I don’t think that Soloveichik realizes that when he disqualifies the Hamans of this world, he is also disqualifying his own people, contrary to the mercy of God.

SALVATION IN THE OLD TESTAMENT




Salvation under the Old Covenant resembled the New. Throughout, it was a matter of the mercy of God. However, the earliest revelation of salvation left out many crucial features. Conspicuously absent was any promise of an afterlife, of a heaven or hell. In a comprehensive list of the ways that God would bless Israel for their adherence to His commandments, there was no promise of a salvation from sins or of an eternal life (Deuteronomy 28). Instead, the blessing was for a long life, as specified for Sabbath observance (Exodus 20:12; Deut. 5:16) and for obedience in general (Deut. 4:40; 22:7).

Consequently, we read in the New Testament about the ongoing debate between Pharisee and Sadducee regarding whether eternal life even existed. In Ecclesiastes, we read that King Solomon, who had everything, had hated life, because, even with all of his wisdom, he could not perceive through the curtain of death into the next world:

·       For of the wise as of the fool there is no enduring remembrance, seeing that in the days to come all will have been long forgotten. How the wise dies just like the fool! So I hated life, because what is done under the sun was grievous to me, for all is vanity ["incomprehensible"] and a striving after wind. (Ecclesiastes 2:16-17)

Without the knowledge of the afterlife, the meaning of life remained hidden from even Solomon's wisdom:

·       For what happens to the children of man and what happens to the beasts is the same; as one dies, so dies the other. They all have the same breath, and man has no advantage over the beasts, for all is vanity...Who knows whether the spirit of man goes upward and the spirit of the beast goes down into the earth? (Ecclesiastes 3:19, 21)

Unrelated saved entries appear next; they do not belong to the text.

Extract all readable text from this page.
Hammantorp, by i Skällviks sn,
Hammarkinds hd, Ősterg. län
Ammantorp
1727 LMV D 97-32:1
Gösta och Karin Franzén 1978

How blessed we now are to see beyond the horizon! However, in a dialogue with the Sadducees, Jesus, referring to Moses’ encounter  with God in the burning bush (Genesis 3), revealed that, even in the Torah, eternal life, the salvation of God’s people, had been revealed:

·       “And as for the resurrection of the dead, have you not read what was said to you by God: ‘I am the God of Abraham, and the God of Isaac, and the God of Jacob’? He is not God of the dead, but of the living.” And when the crowd heard it, they were astonished at his teaching. (Matthew 22:31-33)

Weren’t there plainer texts in the Torah from which Jesus might have made His case in favor of eternal life? This silence illustrates the fact that God kept many secrets. One of them was the source of His mercy and salvation, symbolized by the one object that Israel could not look upon without being struck dead – the mercy seat of God (Leviticus 16:13; Romans 3:25), which covered the Ten Commandments within the Ark.

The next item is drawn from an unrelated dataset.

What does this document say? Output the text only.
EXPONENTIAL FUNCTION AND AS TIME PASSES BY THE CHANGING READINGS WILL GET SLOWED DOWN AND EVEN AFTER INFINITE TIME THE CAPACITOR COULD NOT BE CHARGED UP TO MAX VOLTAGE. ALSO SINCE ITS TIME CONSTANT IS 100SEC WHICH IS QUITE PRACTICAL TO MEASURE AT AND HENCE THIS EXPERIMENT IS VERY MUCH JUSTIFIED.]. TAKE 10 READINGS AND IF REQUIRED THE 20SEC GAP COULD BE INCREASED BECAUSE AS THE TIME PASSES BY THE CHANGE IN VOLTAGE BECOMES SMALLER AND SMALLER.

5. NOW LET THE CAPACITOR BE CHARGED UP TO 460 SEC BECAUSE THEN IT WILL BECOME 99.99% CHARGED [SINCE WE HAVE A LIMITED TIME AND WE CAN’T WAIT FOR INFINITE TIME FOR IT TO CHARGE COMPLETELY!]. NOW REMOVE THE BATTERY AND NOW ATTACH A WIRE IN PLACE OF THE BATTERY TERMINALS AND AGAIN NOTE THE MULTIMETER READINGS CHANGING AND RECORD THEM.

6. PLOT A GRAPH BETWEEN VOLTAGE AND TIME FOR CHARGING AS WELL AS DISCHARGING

Nevertheless, God would reveal it to those who hungered and thirsted to understand His ways (Psalm 25:14). In fact, God was always preaching the Gospel. He preached it to Abraham and his offspring (Galatians 3:8). On one occasion, God had commanded Abraham to sacrifice his only son Isaac. However, before Abraham could accomplish this task, God intervened and gave Abraham a ram to sacrifice in place of Isaac. But this was far more than a test of Abraham’s obedience. It was also a revelation of the heart of God:

·       And Abraham lifted up his eyes and looked, and behold, behind him was a ram, caught in a thicket by his horns. And Abraham went and took the ram and offered it up as a burnt offering instead of his son. So Abraham called the name of that place, “The LORD will provide”; as it is said to this day, “On the mount of the LORD it shall be provided.” (Genesis 22:13-14)

Why didn’t Abraham name Mount Moriah, “The Lord has provided,” as He had, instead of “The LORD will provide?” It had evidently been revealed to Abraham that what he had experienced was prophetic of something that the Lord would do – provide a Son as Abraham had provided with Isaac.

It was also revealed to the Apostle Paul that the Lord had revealed the means of His salvation through Abraham:

·       For if Abraham was justified by works, he has something to boast about, but not before God. For what does the Scripture say? “Abraham believed God, and it was counted to him as righteousness.” (Romans 4:2-3; quoting Genesis 15:6)

This was a righteousness that God had reckoned to Abraham apart from any merit that Abraham might have achieved. Instead, it was mercifully given because Abraham had merely “believed God.” Did it also consist of God’s gift of eternal life? Paul was convinced that it did:

·       For the promise to Abraham and his offspring that he would be heir of the world did not come through the law but through the righteousness of faith. (Romans 4:13)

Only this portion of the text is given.